Taxis can be pricey, particularly because many are unmetered, and you may prefer to use the bus network to save yourself some rials.
However, if you’re planning on taking day trips it’s best to rent a car so you have complete control over when you leave and the route you take.
And if you’re planning on staying a while, you might even prefer to buy a car for travelling around the city.
Luckily for you, we’ve prepared a quick guide to all the different methods.
It’s relatively easy to find a taxi in Muscat, which are painted orange and white, but most are not metered. You will need to negotiate a price before setting off or you will find yourself with a hefty bill at the end, and even then you may find yourself paying more than you might if you were Omani.
Uber and Careem are not available in Muscat, but you can download a number of apps which are similar. Mwasalat, which is government owned, is metered and works in a similar way. You’ll be connected with a driver and given an estimated arrival time, you can pay by cash or card and you’ll get a digital receipt at the end. OTaxi is also popular in Muscat, but you cannot use this at the airport, malls or major hotels as these areas are restricted to Mwasalat taxis only.
Muscat has a fairly extensive bus network which connects the major bus stations, the airport, and all the main tourist attractions. You pay for the distance travelled, with one zone costing 200 baisa, two zones priced at 300 baisa and three zones setting you back 500 baisa, and you will pay the driver once you get on. The routes from the airport can cost a little more at OMR1, depending on where you’re going.

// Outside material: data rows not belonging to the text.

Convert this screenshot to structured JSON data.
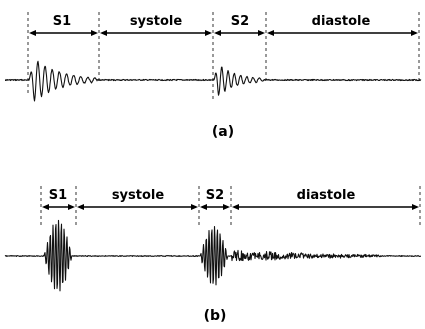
{
  "panels": [
    {
      "caption": "(a)",
      "segments": [
        {
          "label": "S1"
        },
        {
          "label": "systole"
        },
        {
          "label": "S2"
        },
        {
          "label": "diastole"
        }
      ]
    },
    {
      "caption": "(b)",
      "segments": [
        {
          "label": "S1"
        },
        {
          "label": "systole"
        },
        {
          "label": "S2"
        },
        {
          "label": "diastole"
        }
      ]
    }
  ]
}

There are also buses travelling between the major cities in Oman. For example, you can get from Muscat to Salalah for OMR7.5 one way, or OMR12 for a return trip. There is also a bus that runs from Muscat to Dubai in the UAE for OMR5.5 one way, or OMR9 for a return trip.

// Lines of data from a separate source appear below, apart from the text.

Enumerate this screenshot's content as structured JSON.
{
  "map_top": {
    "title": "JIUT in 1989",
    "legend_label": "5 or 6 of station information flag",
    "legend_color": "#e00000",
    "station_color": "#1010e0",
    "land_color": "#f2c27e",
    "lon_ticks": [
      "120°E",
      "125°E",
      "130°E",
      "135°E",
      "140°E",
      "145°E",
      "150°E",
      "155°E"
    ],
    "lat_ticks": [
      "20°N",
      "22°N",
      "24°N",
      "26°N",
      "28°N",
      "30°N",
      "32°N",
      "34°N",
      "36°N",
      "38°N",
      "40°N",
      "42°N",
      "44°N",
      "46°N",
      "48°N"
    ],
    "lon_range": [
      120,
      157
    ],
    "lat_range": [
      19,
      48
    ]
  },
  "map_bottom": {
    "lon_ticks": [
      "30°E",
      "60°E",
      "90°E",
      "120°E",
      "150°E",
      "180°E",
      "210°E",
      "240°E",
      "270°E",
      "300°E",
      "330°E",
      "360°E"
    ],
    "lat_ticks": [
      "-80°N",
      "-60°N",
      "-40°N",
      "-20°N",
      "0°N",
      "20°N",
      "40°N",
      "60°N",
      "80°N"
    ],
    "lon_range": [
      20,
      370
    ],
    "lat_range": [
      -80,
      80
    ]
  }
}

Mwasalat runs the bus network and you can find full details on bus routes and prices on mwasalat.om.
If you’re moving over to Oman from a western country, you may be shocked by the erratic driving you will see on the road here. You drive on the right and the usual laws apply – you must wear a seatbelt, even if you’re a passenger, and you can’t use a mobile phone while driving. When driving through residential areas, the speed limit is 40 kph, rising to 90 kph on rural roads and 120 kph on highways. Petrol prices range between 211 and 240 per litre (a bargain 48p or 62 cents).
Many drivers find Google Maps to be inaccurate in Muscat, and you may wish to download Waze instead for navigating the city and local area.
Hiring a car
If you want to hire a car, there are plenty of firms operating in Muscat, including global companies such as Sixt, Hertz, Europcar and Thrifty. The minimum age for renting a car is 21, but many firms will not lease their cars to drivers under 25, and if they do, there will be a big excess if you get into an accident. You will need to bring along your valid driving licence or an international driver’s licence.
If you want to travel to the UAE, you will need to check with your rental car provider first as some only allow travel within Oman.
Buying a car
There are plenty of new and second-hand car retailers across Muscat, so you’ll have no difficulty in buying yourself a motor. However, you will need to be a resident of Oman and have a valid Omani driving licence before you can buy a car, and you can only have three vehicles registered under your name. If buying second-hand, you must make sure to transfer the car into your name with the Royal Oman Police.